Of course, this is not an issue or a problem that many people really need to care about. Given the way that the illegal economy only really hurt one small group, depriving HMRC of VAT and income tax/national insurance. Everyone else has to just keep working away proof of identity or otherwise.

But it would appear that in the wake of the Brit Card debacle, Keir Starmer has inadvertently united almost everyone against him, specifically everyone who will have to have a Britcard. This is including even fanatical Scots people who would not want to be associated with something which had the letters Brit added onto anything associated with them.

Labour Party Conference

Therefore, in terms of being a vote losing machine it would appear that the Prime Minister has stepped into overdrive. The petition against Brit Card has already reached 2.3m. He has also done it in Labour Party Conference week. This is something which means that while the idea was presumably designed to be a victory lap in, will turn into a shooting gallery.  Everyone will be able to both see and enjoy the spectacle if so minded.

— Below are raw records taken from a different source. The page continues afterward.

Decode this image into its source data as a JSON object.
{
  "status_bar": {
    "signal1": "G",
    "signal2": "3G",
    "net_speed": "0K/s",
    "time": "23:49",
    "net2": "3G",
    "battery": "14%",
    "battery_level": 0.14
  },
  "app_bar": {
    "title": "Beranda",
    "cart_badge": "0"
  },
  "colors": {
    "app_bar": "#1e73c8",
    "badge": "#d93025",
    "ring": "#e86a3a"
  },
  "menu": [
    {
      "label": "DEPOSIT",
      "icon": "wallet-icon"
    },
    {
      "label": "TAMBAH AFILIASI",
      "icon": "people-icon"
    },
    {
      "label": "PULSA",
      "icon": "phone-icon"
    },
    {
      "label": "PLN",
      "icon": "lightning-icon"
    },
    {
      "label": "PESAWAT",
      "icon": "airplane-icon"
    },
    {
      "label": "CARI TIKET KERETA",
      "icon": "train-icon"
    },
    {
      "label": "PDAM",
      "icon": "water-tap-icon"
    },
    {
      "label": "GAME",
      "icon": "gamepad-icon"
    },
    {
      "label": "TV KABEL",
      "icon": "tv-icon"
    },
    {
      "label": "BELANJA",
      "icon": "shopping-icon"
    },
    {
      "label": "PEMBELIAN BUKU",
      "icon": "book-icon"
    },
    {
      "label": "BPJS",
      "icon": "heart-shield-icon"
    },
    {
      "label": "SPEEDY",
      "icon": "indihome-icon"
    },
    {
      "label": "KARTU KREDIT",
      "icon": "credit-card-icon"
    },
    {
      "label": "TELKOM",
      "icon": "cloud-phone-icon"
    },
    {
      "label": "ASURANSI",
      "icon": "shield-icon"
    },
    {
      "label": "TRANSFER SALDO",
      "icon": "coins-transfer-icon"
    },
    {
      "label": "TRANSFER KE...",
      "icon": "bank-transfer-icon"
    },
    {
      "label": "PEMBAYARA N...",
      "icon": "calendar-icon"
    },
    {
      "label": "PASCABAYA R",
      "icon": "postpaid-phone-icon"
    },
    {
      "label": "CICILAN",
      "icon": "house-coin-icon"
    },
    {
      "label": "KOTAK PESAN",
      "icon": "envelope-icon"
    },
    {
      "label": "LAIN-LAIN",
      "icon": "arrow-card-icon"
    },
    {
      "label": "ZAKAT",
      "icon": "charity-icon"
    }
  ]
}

But getting back to the “getting it” issue, what we see with the Brit Card and other initiatives which are for the common good, but gravely misunderstood is the way that they all seem to rub people up the wrong way. They also seem to cross a line in terms of the British/or even Scottish psyche in the sense that most of us can understand or even accept Labour policies. If we are so minded we may even on some issues go for a socialist approach.

Policy Making

But the kind of Marxist/globalist policy making that this Labour government is serving up as an ideology seems far more powerful and indeed painful to the masses than anything that was suggested even at the height of trade union power in the 60s or 70s.

Perhaps this is not the worst aspect, the real disaster here is that after appearing to be or even posing as some kind of revival of New labour / Tony Blair, everything has gone back to old Labour and something that even those who favour the “up the workers” slogan find difficult to swallow.

Working People

Indeed, even though the government ministers across-the-board like to still refer to working people as a euphemism for the working class it is this very demographic however labelled which seems to be rushing to Reform in its droves. To its credit Reform appears to have successfully delivered a kind of pincer movement, both beating the Conservatives to the right in terms of immigration, and siding with the worries and fears of the working class/traditional Labour voters. Therefore, it is not surprising Reform are in the lead at the polls, and could stretch even higher, given they have actually managed to serve up a greatest hits of both the Conservative and Labour parties being strong on social welfare and justice, as well as promising to address fears over immigration, and preserving traditional British values. Perhaps it should have been called a British Values Guarantee Card?